T. caudornatus sp. nov. is distinct from T. andersoni : (1) Body uniform dark green vs color above and below variable, usually brown, buff or blackish. (2) Fewer DSR at midbody (21 vs 23 to 25, rarely 21). (3) Fewer ventrals (161–163 vs 171–183) ( Gumprecht et al. 2004). Additionally, T. andersoni is endemic to the Andaman and Nicobar Islands.

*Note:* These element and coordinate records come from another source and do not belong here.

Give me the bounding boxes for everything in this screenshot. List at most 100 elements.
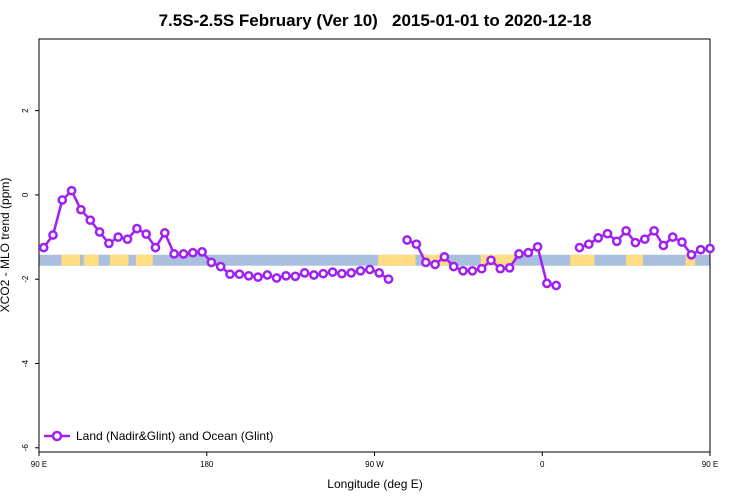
x-tick-label: 90 E [31, 460, 47, 469]
data-point [677, 237, 687, 247]
data-point [621, 225, 631, 236]
data-point [476, 263, 487, 274]
x-tick-label: 90 E [702, 460, 718, 469]
series-layer [38, 185, 715, 291]
land-band [570, 254, 595, 266]
data-point [467, 265, 478, 276]
data-point [430, 259, 440, 270]
data-point [206, 257, 217, 268]
y-tick-label: -2 [21, 275, 30, 283]
data-point [523, 247, 534, 258]
data-point [141, 229, 152, 239]
data-point [374, 268, 385, 278]
data-point [299, 268, 310, 278]
data-point [132, 223, 142, 234]
data-point [290, 271, 301, 282]
chart-title: 7.5S-2.5S February (Ver 10) 2015-01-01 t… [159, 11, 592, 30]
data-point [602, 228, 613, 239]
data-point [583, 239, 594, 250]
data-point [66, 185, 77, 196]
data-point [486, 255, 496, 266]
data-point [705, 243, 715, 254]
ocean-band [39, 254, 710, 266]
data-point [551, 280, 562, 291]
data-point [309, 270, 319, 280]
plot-frame [38, 38, 711, 453]
data-point [76, 204, 86, 215]
data-point [271, 273, 282, 283]
land-band [109, 254, 129, 266]
x-tick-label: 0 [540, 460, 545, 469]
data-point [187, 247, 198, 258]
data-point [337, 268, 347, 279]
data-point [383, 274, 394, 285]
data-point [159, 228, 170, 238]
data-point [514, 249, 524, 259]
data-point [57, 195, 68, 205]
land-band [685, 254, 696, 266]
data-point [611, 236, 622, 247]
data-point [113, 232, 124, 242]
data-point [215, 261, 226, 272]
land-band [378, 254, 416, 266]
data-point [495, 263, 506, 274]
data-point [122, 234, 133, 245]
data-point [327, 267, 338, 277]
surface-type-band [39, 254, 710, 266]
y-tick-label: 2 [21, 108, 30, 113]
land-band [626, 254, 643, 266]
data-point [262, 270, 273, 280]
data-point [346, 268, 357, 278]
data-point [234, 269, 245, 280]
data-point [542, 278, 552, 289]
x-tick-label: 180 [200, 460, 214, 469]
land-band [480, 254, 515, 266]
data-point [364, 264, 375, 275]
x-axis-label: Longitude (deg E) [327, 477, 422, 491]
data-point [420, 257, 431, 268]
y-tick-label: -4 [21, 359, 30, 367]
data-point [402, 235, 412, 245]
data-point [504, 262, 515, 273]
data-point [178, 249, 189, 259]
data-point [411, 239, 422, 250]
data-point [281, 270, 291, 281]
data-point [38, 242, 49, 253]
data-point [150, 242, 161, 253]
data-point [686, 249, 697, 260]
data-point [574, 242, 585, 253]
data-point [667, 232, 678, 242]
data-point [225, 269, 235, 280]
data-point [695, 244, 706, 255]
data-point [458, 265, 468, 276]
data-point [355, 265, 366, 276]
data-point [85, 215, 96, 226]
legend-label: Land (Nadir&Glint) and Ocean (Glint) [76, 429, 273, 443]
data-point [104, 238, 114, 249]
data-point [649, 225, 659, 236]
y-tick-label: -6 [21, 444, 30, 452]
data-point [593, 233, 604, 243]
data-point [169, 249, 179, 259]
data-point [243, 270, 254, 281]
data-point [639, 234, 650, 245]
data-point [94, 227, 105, 237]
data-point [658, 240, 669, 251]
x-tick-label: 90 W [365, 460, 384, 469]
axis-ticks: 90 E 180 90 W 0 90 E-6-4-202 [21, 108, 718, 469]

T. caudornatus sp. nov. is distinct from T. labialis , Trimeresurus honsonensis , T. venustus and T. kanburiensis by the body color and pattern. The body uniform dark green and with a faint dark crossbands on skin in T. caudornatus sp. nov. while brown in T. labialis ( Vogel et al. 2014) , green patterned with spotted brownish speckles in T. honsonensis , T. venustus ( Vogel 1991) and T. kanburiensis ( David et al. 2004) .

Distribution. The new species is currently only known from the area around Nabang Town, Yingjiang Country, Yunnan Province, China. There is a large distance between the typical location of T. caudornatus and the typical location of T. septentrionalis ( Fig. 5 View FIGURE 5 ).